Despite their essential role, child care workers are among the lowest-paid workers in the country, according to a new analysis from EPI senior economist Elise Gould. In Child care workers aren’t earning enough to make ends meet, Gould examines the characteristics of child care workers, including demographics, how much they earn, whether they receive benefits, and whether they are able to make ends meet.
“While quality child care is a large expense, it’s not because child care workers are overpaid,” said Gould. “Despite the critical role they play in the economy, child care workers are some of the lowest-paid workers in the country. We need a bold solution to improve the working conditions of child care workers and make child care accessible at the same time.”
Key findings of the report include:
- There are 1.2 million child care workers, which includes workers caring for children in day care centers, in preschools, as nannies, and through religious organizations.
- 95.6 percent of child care workers are female, and child care workers are disproportionately people of color.
- The median hourly wage for child care workers is $10.31, 39.3 percent lower than workers in other occupations.

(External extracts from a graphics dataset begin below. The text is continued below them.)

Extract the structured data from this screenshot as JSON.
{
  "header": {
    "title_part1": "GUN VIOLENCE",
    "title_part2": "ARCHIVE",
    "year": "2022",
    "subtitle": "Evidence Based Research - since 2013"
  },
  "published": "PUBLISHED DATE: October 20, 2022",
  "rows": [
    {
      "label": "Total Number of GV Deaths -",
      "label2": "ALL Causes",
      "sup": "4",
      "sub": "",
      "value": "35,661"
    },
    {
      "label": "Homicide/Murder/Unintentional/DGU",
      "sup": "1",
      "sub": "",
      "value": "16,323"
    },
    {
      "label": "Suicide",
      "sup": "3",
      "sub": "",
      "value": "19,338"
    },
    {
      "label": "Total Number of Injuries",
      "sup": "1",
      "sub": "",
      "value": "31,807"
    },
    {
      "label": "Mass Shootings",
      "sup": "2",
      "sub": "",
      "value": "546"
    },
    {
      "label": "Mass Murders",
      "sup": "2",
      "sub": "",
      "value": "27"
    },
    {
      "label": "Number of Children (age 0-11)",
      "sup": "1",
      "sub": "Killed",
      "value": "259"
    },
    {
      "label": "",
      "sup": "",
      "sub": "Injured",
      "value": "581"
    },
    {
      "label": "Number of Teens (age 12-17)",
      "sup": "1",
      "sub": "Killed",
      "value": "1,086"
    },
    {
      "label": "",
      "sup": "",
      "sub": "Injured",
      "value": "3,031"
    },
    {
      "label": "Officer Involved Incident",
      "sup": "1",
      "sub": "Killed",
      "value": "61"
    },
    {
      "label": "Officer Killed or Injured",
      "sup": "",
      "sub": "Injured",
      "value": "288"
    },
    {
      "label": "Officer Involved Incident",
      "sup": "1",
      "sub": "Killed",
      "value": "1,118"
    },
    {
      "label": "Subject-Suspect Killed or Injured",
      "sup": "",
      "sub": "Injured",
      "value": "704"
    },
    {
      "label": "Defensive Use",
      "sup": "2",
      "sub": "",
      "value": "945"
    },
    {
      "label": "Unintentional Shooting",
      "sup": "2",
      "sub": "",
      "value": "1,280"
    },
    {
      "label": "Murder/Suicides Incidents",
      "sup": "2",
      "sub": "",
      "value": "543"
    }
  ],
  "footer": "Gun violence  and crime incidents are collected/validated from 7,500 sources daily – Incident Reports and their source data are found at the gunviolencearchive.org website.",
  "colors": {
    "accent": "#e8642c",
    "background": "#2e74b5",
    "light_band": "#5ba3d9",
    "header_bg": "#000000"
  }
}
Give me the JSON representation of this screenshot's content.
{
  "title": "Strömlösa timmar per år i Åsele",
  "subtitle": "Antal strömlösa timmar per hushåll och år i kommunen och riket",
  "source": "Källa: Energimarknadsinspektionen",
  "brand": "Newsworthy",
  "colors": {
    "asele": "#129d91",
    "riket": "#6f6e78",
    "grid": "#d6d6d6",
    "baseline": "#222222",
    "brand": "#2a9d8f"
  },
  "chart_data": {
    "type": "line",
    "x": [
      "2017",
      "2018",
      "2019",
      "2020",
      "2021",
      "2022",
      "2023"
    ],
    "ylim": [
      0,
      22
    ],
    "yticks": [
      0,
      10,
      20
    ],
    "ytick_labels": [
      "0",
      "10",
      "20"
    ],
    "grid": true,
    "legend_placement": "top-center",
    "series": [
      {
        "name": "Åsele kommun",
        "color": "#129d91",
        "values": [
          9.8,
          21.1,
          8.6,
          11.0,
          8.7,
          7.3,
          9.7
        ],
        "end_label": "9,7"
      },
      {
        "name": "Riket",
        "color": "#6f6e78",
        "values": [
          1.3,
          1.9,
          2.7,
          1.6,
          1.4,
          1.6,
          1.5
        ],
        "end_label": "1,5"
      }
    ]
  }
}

- Child care workers rarely receive benefits such as health insurance or pension coverage.
- Over one-third of child care workers live below twice the poverty line, which is often used as a cutoff for whether a family is able to make ends meet.
The paper contains several interactive maps that show, among other facts, that:
- In the majority of metro and rural areas across the country, more than 90 percent of child care workers (excluding preschool workers) cannot meet the requirements of their local one-person family budget.
- In 32 states and the District of Columbia, center-based infant care costs are equal to more than one-third of a typical preschool worker’s earnings.
- In 21 states and the District of Columbia, non-preschool child care workers would have to spend over half of their annual earnings to pay for center-based infant care.
Child care workers are critical to the U.S. economy. The availability of high-quality child care lets parents pursue employment outside the home and gives children a stimulating and nurturing environment to learn and grow in. It is crucial to pay child care workers decent wages in order to attract and retain the best workers.
Policies to solve the problems of low pay for child care workers on the one hand and the high cost of child care on the other should be considered at all levels of government. Solutions should be at the scale of the problem, and could range from income-based subsidies to public provision of child care.